Today, as I stare at this little leprechaun, I look back on it all fondly. Three generations out there together. Four-letter words after each topped shot, mulligans that led to the same result, admiring gators from a sometimes-safe distance, adding up beer cans instead of strokes and coming to the realization that my dad and my two uncles grew up to be like their father. I did, too. I didn’t realize it then, but I do now.
When my grandfather passed away, the only thing I wanted was that headcover. Now I feel very fortunate to have it in my possession. It has no real monetary value. It might not draw a single bid on eBay. Yet my eyes are still drawn to it each time I walk into a room where it resides, and the memories come flowing back. That’s invaluable.

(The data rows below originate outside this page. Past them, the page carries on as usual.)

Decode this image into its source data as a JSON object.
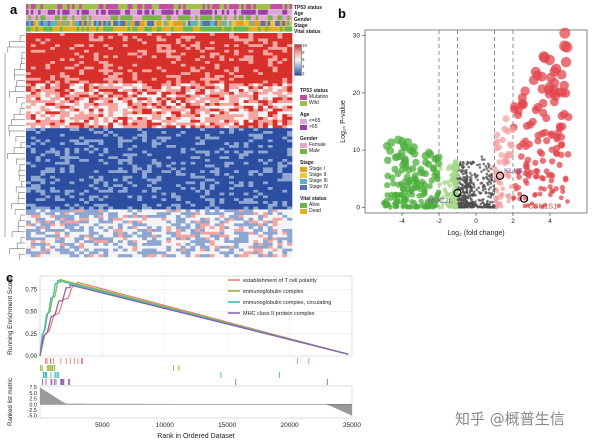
{
  "panel_a": {
    "letter": "a",
    "annotation_tracks": [
      "TP53 status",
      "Age",
      "Gender",
      "Stage",
      "Vital status"
    ],
    "colorbar_ticks": [
      "10",
      "8",
      "6",
      "4",
      "2"
    ],
    "colorbar_colors": [
      "#d7302b",
      "#f4a5a0",
      "#f4f4f4",
      "#8ea6d2",
      "#2c4ea0"
    ],
    "legends": [
      {
        "title": "TP53 status",
        "items": [
          {
            "label": "Mutation",
            "color": "#c74da4"
          },
          {
            "label": "Wild",
            "color": "#9fc14b"
          }
        ]
      },
      {
        "title": "Age",
        "items": [
          {
            "label": "<=65",
            "color": "#d9a8d9"
          },
          {
            "label": ">65",
            "color": "#9c3ea6"
          }
        ]
      },
      {
        "title": "Gender",
        "items": [
          {
            "label": "Female",
            "color": "#e3a6c9"
          },
          {
            "label": "Male",
            "color": "#79b443"
          }
        ]
      },
      {
        "title": "Stage",
        "items": [
          {
            "label": "Stage I",
            "color": "#e0a020"
          },
          {
            "label": "Stage II",
            "color": "#e8c83a"
          },
          {
            "label": "Stage III",
            "color": "#59b5c4"
          },
          {
            "label": "Stage IV",
            "color": "#5b6fb5"
          }
        ]
      },
      {
        "title": "Vital status",
        "items": [
          {
            "label": "Alive",
            "color": "#67b84a"
          },
          {
            "label": "Dead",
            "color": "#e0b020"
          }
        ]
      }
    ]
  },
  "panel_b": {
    "letter": "b",
    "chart_data": {
      "type": "scatter",
      "xlabel": "Log₂ (fold change)",
      "ylabel": "Log₁₀ P-value",
      "xlim": [
        -6,
        6
      ],
      "ylim": [
        -1,
        31
      ],
      "xticks": [
        "-4",
        "-2",
        "0",
        "2",
        "4"
      ],
      "yticks": [
        "0",
        "10",
        "20",
        "30"
      ],
      "threshold_lines_x": [
        -2,
        -1,
        1,
        2
      ],
      "colors": {
        "down": "#4caf3c",
        "down_light": "#a6d88a",
        "neutral": "#4d4d4d",
        "up_light": "#f3a0a0",
        "up": "#e2454c"
      },
      "highlighted_genes": [
        {
          "label": "KLK6",
          "x": 1.3,
          "y": 5.5,
          "color": "#7a5a9a"
        },
        {
          "label": "MUC2L",
          "x": -1.0,
          "y": 2.5,
          "color": "#7a5a9a"
        },
        {
          "label": "CSN1S1",
          "x": 2.6,
          "y": 1.5,
          "color": "#d2442c"
        }
      ]
    }
  },
  "panel_c": {
    "letter": "c",
    "chart_data": {
      "type": "line",
      "ylabel_top": "Running Enrichment Score",
      "ylabel_bottom": "Ranked list metric",
      "xlabel": "Rank in Ordered Dataset",
      "xlim": [
        0,
        25000
      ],
      "xticks": [
        "5000",
        "10000",
        "15000",
        "20000",
        "25000"
      ],
      "yticks_top": [
        "0.75",
        "0.50",
        "0.25",
        "0.00"
      ],
      "yticks_bottom": [
        "7.5",
        "5.0",
        "2.5",
        "0.0",
        "-2.5",
        "-5.0"
      ],
      "ylim_top": [
        0,
        0.9
      ],
      "ylim_bottom": [
        -6,
        8
      ],
      "series": [
        {
          "name": "establishment of T cell polarity",
          "color": "#e8827a",
          "peak_x": 3000,
          "peak_y": 0.83
        },
        {
          "name": "immunoglobulin complex",
          "color": "#8fb43c",
          "peak_x": 1600,
          "peak_y": 0.86
        },
        {
          "name": "immunoglobulin complex, circulating",
          "color": "#3bbfb6",
          "peak_x": 1400,
          "peak_y": 0.85
        },
        {
          "name": "MHC class II protein complex",
          "color": "#8a62b0",
          "peak_x": 2400,
          "peak_y": 0.8
        }
      ]
    }
  },
  "watermark": {
    "text": "知乎 @概普生信"
  }
}
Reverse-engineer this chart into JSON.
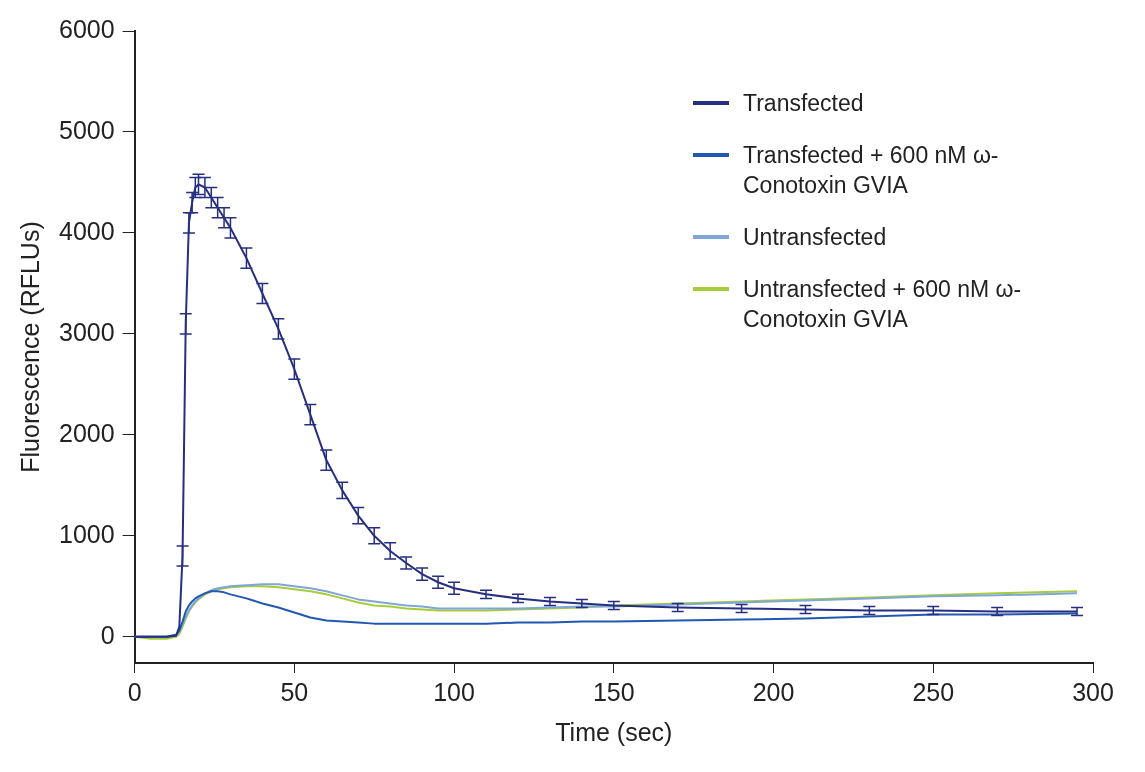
{
  "chart_data": {
    "type": "line",
    "xlabel": "Time (sec)",
    "ylabel": "Fluorescence (RFLUs)",
    "x": [
      0,
      5,
      10,
      13,
      14,
      15,
      16,
      17,
      18,
      19,
      20,
      22,
      24,
      26,
      28,
      30,
      35,
      40,
      45,
      50,
      55,
      60,
      65,
      70,
      75,
      80,
      85,
      90,
      95,
      100,
      110,
      120,
      130,
      140,
      150,
      170,
      190,
      210,
      230,
      250,
      270,
      295
    ],
    "series": [
      {
        "name": "Transfected",
        "color": "#262f7f",
        "values": [
          0,
          0,
          0,
          10,
          100,
          800,
          3100,
          4100,
          4300,
          4450,
          4480,
          4450,
          4350,
          4250,
          4150,
          4050,
          3750,
          3400,
          3050,
          2650,
          2200,
          1750,
          1450,
          1200,
          1000,
          850,
          730,
          620,
          540,
          480,
          420,
          380,
          350,
          330,
          310,
          290,
          280,
          270,
          260,
          260,
          250,
          250
        ],
        "errors": [
          null,
          null,
          null,
          null,
          null,
          100,
          100,
          100,
          100,
          100,
          100,
          100,
          100,
          100,
          100,
          100,
          100,
          100,
          100,
          100,
          100,
          100,
          80,
          80,
          80,
          80,
          60,
          60,
          60,
          60,
          40,
          40,
          40,
          40,
          40,
          40,
          40,
          40,
          40,
          40,
          40,
          40
        ]
      },
      {
        "name": "Transfected + 600 nM ω-Conotoxin GVIA",
        "color": "#2358b0",
        "values": [
          0,
          0,
          0,
          20,
          60,
          150,
          250,
          310,
          350,
          380,
          400,
          430,
          450,
          450,
          440,
          420,
          380,
          330,
          290,
          240,
          190,
          160,
          150,
          140,
          130,
          130,
          130,
          130,
          130,
          130,
          130,
          140,
          140,
          150,
          150,
          160,
          170,
          180,
          200,
          220,
          220,
          230
        ]
      },
      {
        "name": "Untransfected",
        "color": "#7fa6d8",
        "values": [
          0,
          0,
          0,
          20,
          50,
          120,
          200,
          260,
          310,
          350,
          380,
          430,
          460,
          480,
          490,
          500,
          510,
          520,
          520,
          500,
          480,
          450,
          410,
          370,
          350,
          330,
          310,
          300,
          280,
          280,
          280,
          280,
          290,
          300,
          300,
          320,
          340,
          360,
          380,
          400,
          410,
          430
        ]
      },
      {
        "name": "Untransfected + 600 nM ω-Conotoxin GVIA",
        "color": "#a7cc3a",
        "values": [
          0,
          -20,
          -20,
          0,
          30,
          100,
          180,
          250,
          300,
          340,
          370,
          420,
          450,
          470,
          480,
          490,
          500,
          500,
          490,
          470,
          450,
          420,
          380,
          340,
          310,
          300,
          280,
          270,
          260,
          260,
          260,
          270,
          280,
          290,
          310,
          330,
          350,
          370,
          390,
          410,
          430,
          450
        ]
      }
    ],
    "xlim": [
      0,
      300
    ],
    "xticks": [
      0,
      50,
      100,
      150,
      200,
      250,
      300
    ],
    "ylim": [
      -260,
      6000
    ],
    "yticks": [
      0,
      1000,
      2000,
      3000,
      4000,
      5000,
      6000
    ],
    "grid": false,
    "legend": "top right",
    "marker": "none",
    "line_style": "solid"
  }
}
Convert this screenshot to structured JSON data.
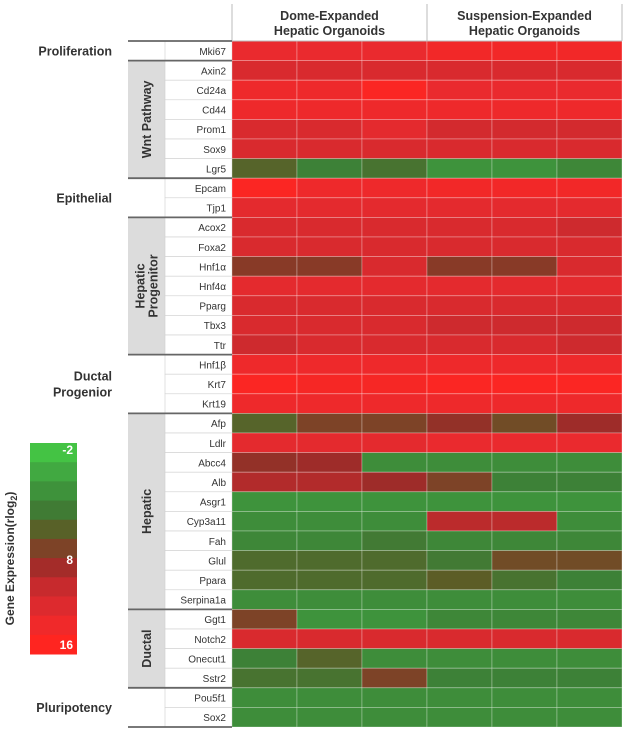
{
  "chart_data": {
    "type": "heatmap",
    "title": "",
    "column_groups": [
      {
        "line1": "Dome-Expanded",
        "line2": "Hepatic Organoids",
        "replicates": 3
      },
      {
        "line1": "Suspension-Expanded",
        "line2": "Hepatic Organoids",
        "replicates": 3
      }
    ],
    "row_groups": [
      {
        "label": [
          "Proliferation"
        ],
        "orientation": "horizontal",
        "genes": [
          "Mki67"
        ]
      },
      {
        "label": [
          "Wnt Pathway"
        ],
        "orientation": "vertical",
        "genes": [
          "Axin2",
          "Cd24a",
          "Cd44",
          "Prom1",
          "Sox9",
          "Lgr5"
        ]
      },
      {
        "label": [
          "Epithelial"
        ],
        "orientation": "horizontal",
        "genes": [
          "Epcam",
          "Tjp1"
        ]
      },
      {
        "label": [
          "Hepatic",
          "Progenitor"
        ],
        "orientation": "vertical",
        "genes": [
          "Acox2",
          "Foxa2",
          "Hnf1α",
          "Hnf4α",
          "Pparg",
          "Tbx3",
          "Ttr"
        ]
      },
      {
        "label": [
          "Ductal",
          "Progenior"
        ],
        "orientation": "horizontal",
        "genes": [
          "Hnf1β",
          "Krt7",
          "Krt19"
        ]
      },
      {
        "label": [
          "Hepatic"
        ],
        "orientation": "vertical",
        "genes": [
          "Afp",
          "Ldlr",
          "Abcc4",
          "Alb",
          "Asgr1",
          "Cyp3a11",
          "Fah",
          "Glul",
          "Ppara",
          "Serpina1a"
        ]
      },
      {
        "label": [
          "Ductal"
        ],
        "orientation": "vertical",
        "genes": [
          "Ggt1",
          "Notch2",
          "Onecut1",
          "Sstr2"
        ]
      },
      {
        "label": [
          "Pluripotency"
        ],
        "orientation": "horizontal",
        "genes": [
          "Pou5f1",
          "Sox2"
        ]
      }
    ],
    "values": [
      [
        13.5,
        13.5,
        13.5,
        14.5,
        14.5,
        14.5
      ],
      [
        12,
        12,
        12,
        12,
        12,
        12
      ],
      [
        14,
        14,
        15.5,
        13.5,
        13.5,
        13.5
      ],
      [
        14,
        14,
        14,
        14,
        14,
        14
      ],
      [
        12,
        12,
        13,
        11.5,
        11.5,
        11.5
      ],
      [
        12,
        12,
        12,
        12,
        12,
        12
      ],
      [
        5,
        3,
        4,
        1.5,
        1.5,
        2.5
      ],
      [
        15.5,
        14,
        14,
        14.5,
        14.5,
        14.5
      ],
      [
        13,
        13,
        13,
        13,
        13,
        13
      ],
      [
        12,
        12,
        12,
        12,
        12,
        11
      ],
      [
        12,
        12,
        12,
        12,
        12,
        12
      ],
      [
        7.5,
        7.5,
        12,
        7.5,
        7.5,
        12
      ],
      [
        13,
        13,
        13,
        13,
        13,
        13
      ],
      [
        12,
        12,
        12,
        12,
        12,
        12
      ],
      [
        12,
        12,
        12,
        11,
        11,
        11
      ],
      [
        11,
        12,
        12,
        12,
        12,
        11
      ],
      [
        14,
        14,
        14,
        14,
        14,
        14
      ],
      [
        15.5,
        15,
        15,
        15.5,
        15.5,
        15.5
      ],
      [
        14,
        14,
        14,
        14,
        14,
        14
      ],
      [
        5,
        7,
        7,
        8,
        6.5,
        8.5
      ],
      [
        13,
        13,
        13,
        13.5,
        13.5,
        13.5
      ],
      [
        8,
        8.5,
        2,
        2,
        2,
        2
      ],
      [
        9.5,
        9.5,
        8.5,
        7,
        3,
        3
      ],
      [
        1.5,
        1.5,
        1.5,
        1.5,
        1.5,
        1.5
      ],
      [
        2,
        2,
        2,
        10,
        10,
        2
      ],
      [
        2.5,
        2.5,
        3.5,
        2.5,
        2.5,
        2.5
      ],
      [
        4.5,
        4.5,
        4.5,
        3.5,
        6.5,
        6.5
      ],
      [
        4.5,
        4.5,
        4.5,
        5.5,
        4,
        3
      ],
      [
        2,
        2,
        2,
        2,
        2,
        2
      ],
      [
        7,
        1.5,
        1.5,
        2.5,
        2.5,
        2.5
      ],
      [
        12,
        12,
        12,
        12,
        12,
        12
      ],
      [
        3,
        5,
        2,
        2,
        2,
        2
      ],
      [
        4,
        4,
        7,
        3,
        3,
        3
      ],
      [
        2,
        2,
        2,
        2,
        2,
        2
      ],
      [
        2,
        2,
        2,
        2,
        2,
        2
      ]
    ],
    "color_scale": {
      "min": -2,
      "max": 16,
      "ticks": [
        -2,
        8,
        16
      ],
      "title": "Gene Expression(rlog",
      "title_subscript": "2",
      "title_suffix": ")",
      "stops": [
        "#44c344",
        "#3f9e3f",
        "#3d7f36",
        "#5f5a25",
        "#9a2c28",
        "#cc2a2e",
        "#e92a2e",
        "#ff2520"
      ]
    }
  }
}
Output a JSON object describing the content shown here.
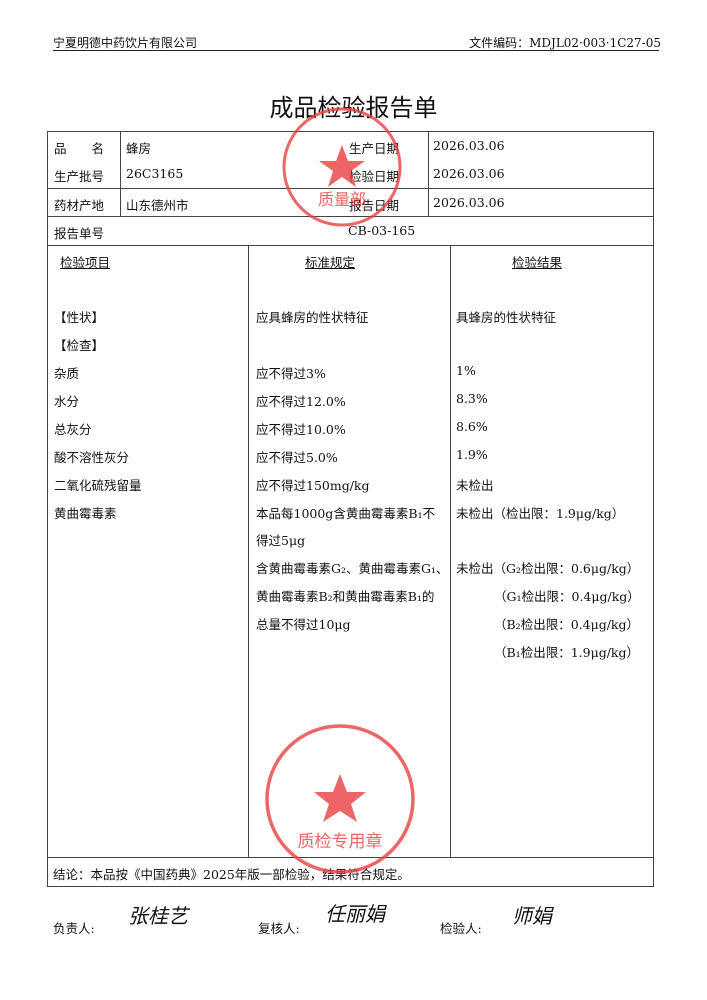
{
  "header": {
    "company": "宁夏明德中药饮片有限公司",
    "doc_code": "文件编码：MDJL02·003·1C27-05"
  },
  "title": "成品检验报告单",
  "info": {
    "name_label": "品　　名",
    "name": "蜂房",
    "batch_label": "生产批号",
    "batch": "26C3165",
    "origin_label": "药材产地",
    "origin": "山东德州市",
    "prod_date_label": "生产日期",
    "prod_date": "2026.03.06",
    "test_date_label": "检验日期",
    "test_date": "2026.03.06",
    "report_date_label": "报告日期",
    "report_date": "2026.03.06",
    "report_no_label": "报告单号",
    "report_no": "CB-03-165"
  },
  "columns": [
    "检验项目",
    "标准规定",
    "检验结果"
  ],
  "rows": [
    {
      "item": "【性状】",
      "standard": "应具蜂房的性状特征",
      "result": "具蜂房的性状特征"
    },
    {
      "item": "【检查】",
      "standard": "",
      "result": ""
    },
    {
      "item": "杂质",
      "standard": "应不得过3%",
      "result": "1%"
    },
    {
      "item": "水分",
      "standard": "应不得过12.0%",
      "result": "8.3%"
    },
    {
      "item": "总灰分",
      "standard": "应不得过10.0%",
      "result": "8.6%"
    },
    {
      "item": "酸不溶性灰分",
      "standard": "应不得过5.0%",
      "result": "1.9%"
    },
    {
      "item": "二氧化硫残留量",
      "standard": "应不得过150mg/kg",
      "result": "未检出"
    },
    {
      "item": "黄曲霉毒素",
      "standard": "本品每1000g含黄曲霉毒素B₁不",
      "result": "未检出（检出限：1.9μg/kg）"
    }
  ],
  "aflatoxin_extra": {
    "standard_lines": [
      "得过5μg",
      "含黄曲霉毒素G₂、黄曲霉毒素G₁、",
      "黄曲霉毒素B₂和黄曲霉毒素B₁的",
      "总量不得过10μg"
    ],
    "result_lines": [
      "未检出（G₂检出限：0.6μg/kg）",
      "（G₁检出限：0.4μg/kg）",
      "（B₂检出限：0.4μg/kg）",
      "（B₁检出限：1.9μg/kg）"
    ]
  },
  "conclusion": "结论：本品按《中国药典》2025年版一部检验，结果符合规定。",
  "signatures": {
    "responsible_label": "负责人:",
    "reviewer_label": "复核人:",
    "inspector_label": "检验人:",
    "responsible": "张桂艺",
    "reviewer": "任丽娟",
    "inspector": "师娟"
  },
  "stamps": [
    {
      "text": "宁夏明德中药饮片有限公司",
      "center": "质量部"
    },
    {
      "text": "宁夏明德中药饮片有限公司",
      "center": "质检专用章"
    }
  ],
  "colors": {
    "stamp": "#e8403f"
  }
}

I thought about putting it in my bag originally. This little lad is 30-plus years old though. It’s not exactly built to handle the modern driver. I decided it was best to keep at home. In my apartment, I have it on display on my mantle. Now and again I’ll put it over a bottle to add a little life to my bar.
I did, however, want to keep the tradition going, so I picked up a leprechaun headcover of my own. The same sentiment holds when I pull the big dog out of the bag and see my variation. I did it in my grandpa’s honor — my family’s honor, really — but man, I hope my game ages better than theirs.
Just a few weeks ago I played golf with my dad and uncle Dennis, a quick round at Middle Island Country Club on Long Island. My dad stepped through his swing in his follow-through. “You looked like Barney on that one,” my uncle said. It wasn’t meant as a compliment.
I covered the Masters from home this year. The leprechaun was within my sights. Never in a million years would I have thought I’d go from waiting for my dad to fall asleep so I can change the channel to watching the Masters on a half-dozen screens. To think, in a way, my perception of the game all started to change from this headcover.
I’m thankful for it, too. The memories the headcover was on-hand for back then, and the memories it brings back to me now. I hope it remains in my family for generations to come.